CIBICI   14215
CENTRO DE INVESTIGACION EN BIOQUIMICA CLINICA E INMUNOLOGIA
Unidad Ejecutora - UE
artículos
Título:
Iodide Transport Defect: Functional Characterization of a Novel Mutation in the Na+/I- Symporter 5'-Untranslated Region in a Patient with Congenital Hypothyroidism.
Autor/es:
NICOLA JP, NAZAR M, SERRANO-NASCIMENTO C, GOULART-SILVA F, SOBRERO G, TESTA G, NUNES MT, MUÑOZ L, MIRAS M, MASINI-REPISO AM.
Revista:
JOURNAL OF CLINICAL ENDOCRINOLOGY AND METABOLISM
Editorial:
ENDOCRINE SOC
Referencias:
Año: 2011 vol. 96 p. 1 - 8
ISSN:
0021-972X
Resumen:
Context: Iodide transport defect (ITD) is an autosomal recessive disorder caused by impaired Na(+)/I(-) symporter (NIS)-mediated active iodide accumulation into thyroid follicular cells.

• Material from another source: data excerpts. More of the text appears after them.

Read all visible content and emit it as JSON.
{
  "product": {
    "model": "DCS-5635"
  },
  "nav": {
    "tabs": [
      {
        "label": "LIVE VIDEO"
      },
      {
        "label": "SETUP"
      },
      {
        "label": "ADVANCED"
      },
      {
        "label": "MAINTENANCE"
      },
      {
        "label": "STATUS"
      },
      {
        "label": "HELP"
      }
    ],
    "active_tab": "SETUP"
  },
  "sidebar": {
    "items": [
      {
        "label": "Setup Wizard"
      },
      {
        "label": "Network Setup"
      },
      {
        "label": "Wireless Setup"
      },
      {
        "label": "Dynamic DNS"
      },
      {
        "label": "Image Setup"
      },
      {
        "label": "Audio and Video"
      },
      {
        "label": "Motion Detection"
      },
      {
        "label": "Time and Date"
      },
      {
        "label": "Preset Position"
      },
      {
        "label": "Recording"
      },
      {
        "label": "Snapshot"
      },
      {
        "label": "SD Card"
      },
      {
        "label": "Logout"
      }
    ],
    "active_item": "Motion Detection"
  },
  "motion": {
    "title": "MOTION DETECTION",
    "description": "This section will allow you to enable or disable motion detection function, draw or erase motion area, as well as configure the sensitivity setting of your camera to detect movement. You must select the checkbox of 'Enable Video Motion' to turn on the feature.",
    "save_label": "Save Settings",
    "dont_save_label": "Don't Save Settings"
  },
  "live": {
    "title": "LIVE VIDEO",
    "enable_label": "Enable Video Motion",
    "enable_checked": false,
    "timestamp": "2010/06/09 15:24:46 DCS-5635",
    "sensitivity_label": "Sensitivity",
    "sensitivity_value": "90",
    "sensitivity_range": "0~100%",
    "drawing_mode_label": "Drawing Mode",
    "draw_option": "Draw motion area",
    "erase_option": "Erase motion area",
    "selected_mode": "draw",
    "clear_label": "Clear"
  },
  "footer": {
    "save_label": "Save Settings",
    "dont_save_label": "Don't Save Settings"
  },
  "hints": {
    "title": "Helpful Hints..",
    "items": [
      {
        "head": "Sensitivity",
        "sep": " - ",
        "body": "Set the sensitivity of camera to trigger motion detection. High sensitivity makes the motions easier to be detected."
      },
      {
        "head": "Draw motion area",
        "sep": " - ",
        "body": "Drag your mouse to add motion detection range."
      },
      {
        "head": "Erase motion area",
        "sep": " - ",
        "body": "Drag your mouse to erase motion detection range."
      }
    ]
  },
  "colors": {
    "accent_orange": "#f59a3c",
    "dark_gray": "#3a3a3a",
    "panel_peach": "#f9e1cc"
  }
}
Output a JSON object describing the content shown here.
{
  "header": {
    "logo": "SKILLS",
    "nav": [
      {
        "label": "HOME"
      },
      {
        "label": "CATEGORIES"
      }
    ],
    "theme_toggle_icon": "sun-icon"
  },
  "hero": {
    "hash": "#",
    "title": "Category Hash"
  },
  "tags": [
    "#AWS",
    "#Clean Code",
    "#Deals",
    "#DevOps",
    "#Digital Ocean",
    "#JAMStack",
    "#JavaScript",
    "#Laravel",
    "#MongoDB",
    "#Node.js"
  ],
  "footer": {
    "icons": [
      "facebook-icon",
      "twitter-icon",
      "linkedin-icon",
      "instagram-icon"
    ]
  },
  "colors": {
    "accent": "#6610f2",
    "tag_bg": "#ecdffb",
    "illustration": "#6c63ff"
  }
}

Clinical manifestations comprise a variable degree of congenital hypothyroidism and goiter, and low to absent radioiodide uptake, as determined by thyroid scintigraphy. Hereditary molecular defects in NIS have been shown to cause ITD. Objective: Our objective was to perform molecular studies on NIS in a patient with congenital hypothyroidism presenting a clinical phenotype of ITD. Design: The genomic DNA encoding NIS was sequenced, and an in vitro functional study of a newly identified NIS mutation was performed. Results: The analysis revealed the presence of an undescribed homozygous C to T transition at nucleotide -54 (-54C>T) located in the 5´-untranslated region in the NIS sequence. Functional studies in vitro demonstrated that the mutation was associated with a substantial decrease in iodide uptake when transfected into Cos-7 cells. The mutation severely impaired NIS protein expression, although NIS mRNA levels remained similar to those in cells transfected with wild-type NIS, suggesting a translational deficiency elicited by the mutation. Polysome profile analysis demonstrated reduced levels of polyribosomes-associated mutant NIS mRNA, consistent with reduced translation efficiency. Conclusions: We described a novel mutation in the 5´-untranslated region of the NIS gene in a newborn with congenital hypothyroidism bearing a clinical ITD phenotype. Functional evaluation of the molecular mechanism responsible for impaired NIS-mediated iodide concentration in thyroid cells indicated that the identified mutation reduces NIS translation efficiency with a subsequent decrease in protein expression and function.